From Cambridge to Eternity: “Robinson Crusoe’s Currency”

 

Suppose Robinson Crusoe’s life on the Island.

            As usual, he on arrival comes across good news and bad news. The bad news is that he finds himself empty-handed: he owns no physical capital. The good news is that he is all by himself and that he owns bountiful human and natural capital.    

            Ironical but true, he is enormously wealthy but extremely poor: the former is a matter of assets (T0), while the later productivity (T-1). A lesson: Consumption is not a function of wealth, contrary to the general practice in macroeconomics. To be mathematically correct, before consumption we have to differentiate the wealth variable with the time variable. After all, production to consumption (T-1) is to Economics what wealth is to Finance (T0). Don't mix 'em. 

            Like any other creature in Here, Crusoe is endowed with 24 hours per day. He wakes up early in the morning and searches something to eat while spending some time. Cherries are abundant but his demand therefor declines unit by unit because his stomach capacity is limited and because he has many other things to do. When it comes to foods, he makes balance among various marginal benefits available; more specifically, the utility of his choice is nearly the same as the best forgone opportunity. He always and everywhere stands at the margin of some kind.   

          Appetite gratified, he takes some rest, one of the two most essential services in life: the other is of course sleep. He never thinks either of the two, may they be called “leisure,” to be wasteful of time. He sometimes jogs, runs, hikes and swims partly for the utility in the name of “fun” and partly for exercise by way of investing in the human asset. When hungry for fish fillets or meat, he spends some time making coarse-yet-convenient instruments for the sake of catching “live stocks.” Around dusk, he prepares an instant place to sleep on. Each and every activity or inactivity costs the currency of time.

            He sleeps dreaming a better future with ever more and ever better utilities.

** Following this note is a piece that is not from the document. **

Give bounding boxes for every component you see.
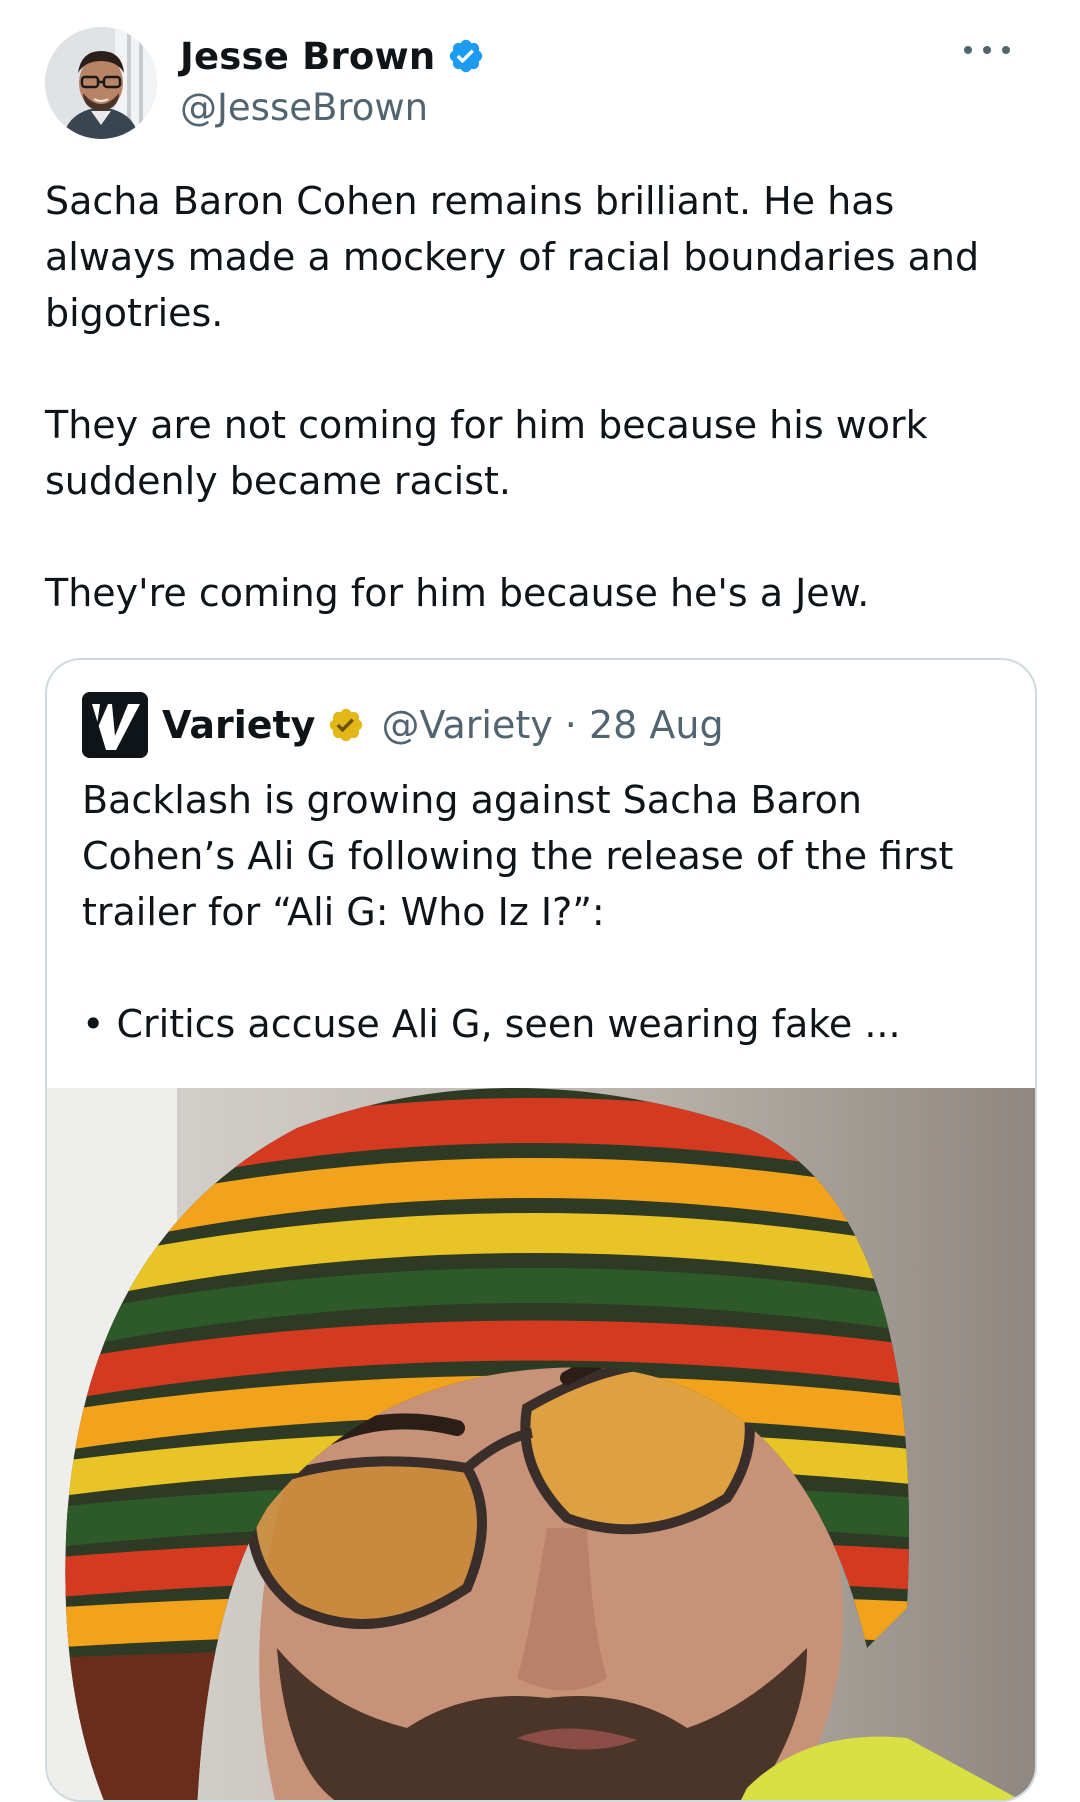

Particularly for that purpose he with a short or long view stacks up human and physical assets with time saved out of the consumption purpose. For him, the choice is without exception between the present and the future. As such, savings are no less for the future than the investment is. Equipped with the three R’s, he is well aware that anything unconsumed equals investment for the short or long run.    

 

In the Dictionary. There are no such things as: saturation of desire, throwing utilities in the sea, waste of time, trade, money, and so on; ineffective demand, liquidity trap, paradox of thrift, the Keynesian cross, the multiplier effect, secular stagnation, a cross-sectional time dimension, the Slow growth, and so forth

            What is in: time, utilities, human asset, physical assets, goods, services including leisure, production, consumption, saving-cum-investment, insatiable desires, thinking at the margin, currency, and the like. “Currency”: the means beyond control yet the most utile to the end.


          The time (period) is the most basic currency as for Robinson Crusoe. What for you?